I Should Have Realized There Was A Problem (Pt.5)

Disclaimer- The stories in these blogs reflect the type of person I USED to be before I had started receiving treatment for my paranoid schizophrenia. I, in no way condone or approve of the type of behavior displayed in these stories I tell about my old life but rather try to simply state the idea that this is the person I used to be, and have since then learned from my mistakes and am in the process of turning my life around for the better. Part of my therapy is writing down these old stories as an attempt to take all of those negative things in my life and turn them into something positive and productive. So I want to thank you for supporting this positive cause by reading and being interested. It sincerely means a lot to me. I hope you enjoy reading the short story blogs I write about my life. -Joseph

So Back in the sickest years of my schizophrenia, one of my main coping mechanisms was self-mutilation. Like I said in my previous blogs, there was always so much horror and chaos going on in my thoughts from all my delusions and hallucinations that physical pain was my only escape from my own torturous mind. But, after a while people would start asking me about my scars and started thinking that I was a creepy, weird dude. That was something that I was very insecure about back in those days; so another one of my socially acceptable ways of mutilating myself was getting tattooed. Which brings me to a funny yet crazy story.

So there was this one place that I used to get all my tattoos as a teenager. They knew me pretty well there because I would always come in and get the most extreme tattoos. You know, like blacking out my entire leg and things to that degree. Then after a while, I started slipping into insanity and my tattoo ideas would become more strange and unusual. So anyways, this one time I had an idea for a back tattoo. I had secluded myself to my room in my apartment and didn't sleep for about a week. In that seclusion, I came up with, what in my mind was the "code" behind the universe.
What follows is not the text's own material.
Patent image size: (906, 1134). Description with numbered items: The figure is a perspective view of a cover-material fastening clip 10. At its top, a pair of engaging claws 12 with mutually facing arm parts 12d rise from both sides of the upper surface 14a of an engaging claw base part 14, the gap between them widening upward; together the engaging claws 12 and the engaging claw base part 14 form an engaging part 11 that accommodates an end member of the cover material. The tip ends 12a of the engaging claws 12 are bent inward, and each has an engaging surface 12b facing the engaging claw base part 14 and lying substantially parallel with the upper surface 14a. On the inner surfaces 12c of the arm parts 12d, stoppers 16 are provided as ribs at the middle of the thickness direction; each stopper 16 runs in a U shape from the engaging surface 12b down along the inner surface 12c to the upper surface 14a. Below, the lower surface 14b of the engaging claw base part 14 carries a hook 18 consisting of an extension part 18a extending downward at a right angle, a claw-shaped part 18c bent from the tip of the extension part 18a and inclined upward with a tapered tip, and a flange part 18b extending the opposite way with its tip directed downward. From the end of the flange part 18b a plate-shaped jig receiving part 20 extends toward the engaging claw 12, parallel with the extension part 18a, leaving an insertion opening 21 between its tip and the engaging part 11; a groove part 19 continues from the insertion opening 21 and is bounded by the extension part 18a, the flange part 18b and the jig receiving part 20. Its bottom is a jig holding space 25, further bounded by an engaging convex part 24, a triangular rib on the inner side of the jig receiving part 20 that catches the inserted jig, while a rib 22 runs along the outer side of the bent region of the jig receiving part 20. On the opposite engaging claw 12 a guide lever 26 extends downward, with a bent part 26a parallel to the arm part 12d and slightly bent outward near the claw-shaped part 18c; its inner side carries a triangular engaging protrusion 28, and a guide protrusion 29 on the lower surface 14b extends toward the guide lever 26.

It was a 13-foot long scroll on graph paper filled with my number combinations with all of the numerical patterns highlighted. This thing was a work of art let me tell you. Now me, being the nut job that I was and thinking it was my duty to save the world, I tattooed a portion of that scroll on my back. In my mind, the tattoo was going to make me the "controller" of the code, which, by the way, I ended up covering up years later. The guys at the tattoo shop thought I was nuts! But a couple of weeks later they were in for an even bigger surprise. (HaHa)
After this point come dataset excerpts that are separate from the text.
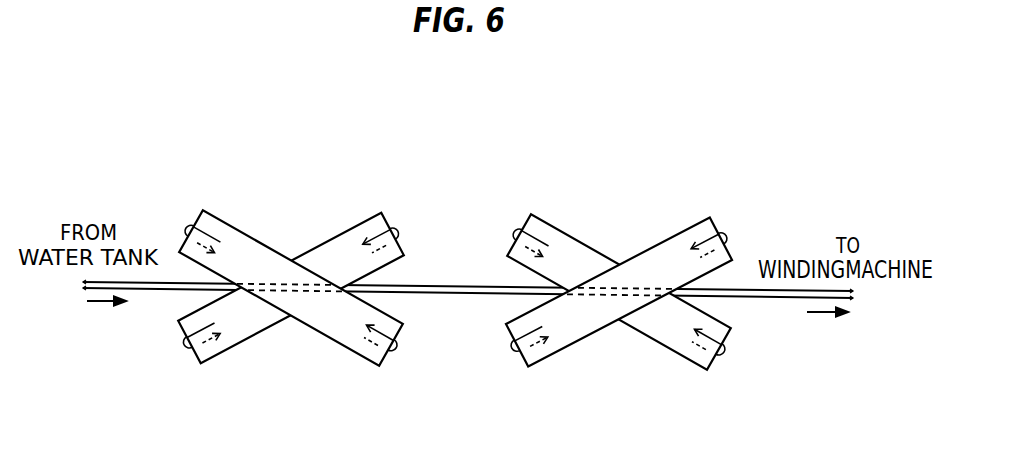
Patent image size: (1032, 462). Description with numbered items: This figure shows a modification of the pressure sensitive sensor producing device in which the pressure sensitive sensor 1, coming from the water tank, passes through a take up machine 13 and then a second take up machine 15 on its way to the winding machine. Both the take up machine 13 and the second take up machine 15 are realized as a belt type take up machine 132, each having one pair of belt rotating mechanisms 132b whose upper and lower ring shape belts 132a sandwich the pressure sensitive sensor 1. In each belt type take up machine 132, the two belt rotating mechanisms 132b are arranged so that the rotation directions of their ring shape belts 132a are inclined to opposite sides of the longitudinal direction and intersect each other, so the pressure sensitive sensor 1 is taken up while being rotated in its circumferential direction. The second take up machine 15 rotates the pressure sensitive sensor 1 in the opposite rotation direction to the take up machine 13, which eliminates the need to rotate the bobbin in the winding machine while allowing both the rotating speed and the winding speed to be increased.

The pressure sensitive sensor 1 is at (462, 285).
The take up machine 13 is at (215, 190).
The second take up machine 15 is at (522, 192).
The belt type take up machine 132 is at (188, 365).
The ring shape belt 132a is at (332, 307).
The belt rotating mechanism 132b is at (197, 300).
So lets fast-forward about two weeks. I sped up to the tattoo shop in my pick up truck, rip the license plate off with my one hand, grab my laundry from the passenger seat, a piece of paper that I had written number combinations on, $333 dollars, and a black pen. I then run up to the door of the shop and frantically started knocking. The owner comes out and is like," What's up Joe?" I said," The spirits are after me and they are tying to kill me because I am invincible and I know the secrets of the universe. They are trying to stop me from telling the world! Give all of these items to my tattoo artist and he'll know what to do. We are going to save the world." I then handed him my license plate, my laundry, that piece of paper, the $333 dollars, and that black pen. This guy looked at me very puzzled like," Uh, Ok dude." And then I said," And one more thing… everybody bleeds blue." He again looked at me even more puzzled and was like," Uh… What?" I then looked him straight in the eye, took that black pen out of his hand very calmly, and stabbed myself an inch deep into my arm, twisted that pen to the one side to open up the wound and make it bigger and then said very adamantly," Everybody bleeds blue." The owner, then with a very frightened look on his face, slowly walked backwards away from me and was like," OK man, I understand." I then jumped back into my truck, screeched my tires and sped off into the night. Now I did a ton of things like this in that period of my life. It really makes me cringe when I think about them. And I'm sure that the people that experienced me in that mental state will cringe at the thought as well. I didn't know it then, and was too far gone by that point to see it. Not even when I lied down in bed that night and stared at the ceiling thinking to myself," What the hell did I just do today." Did I think anything was wrong. I should have realized there was a problem.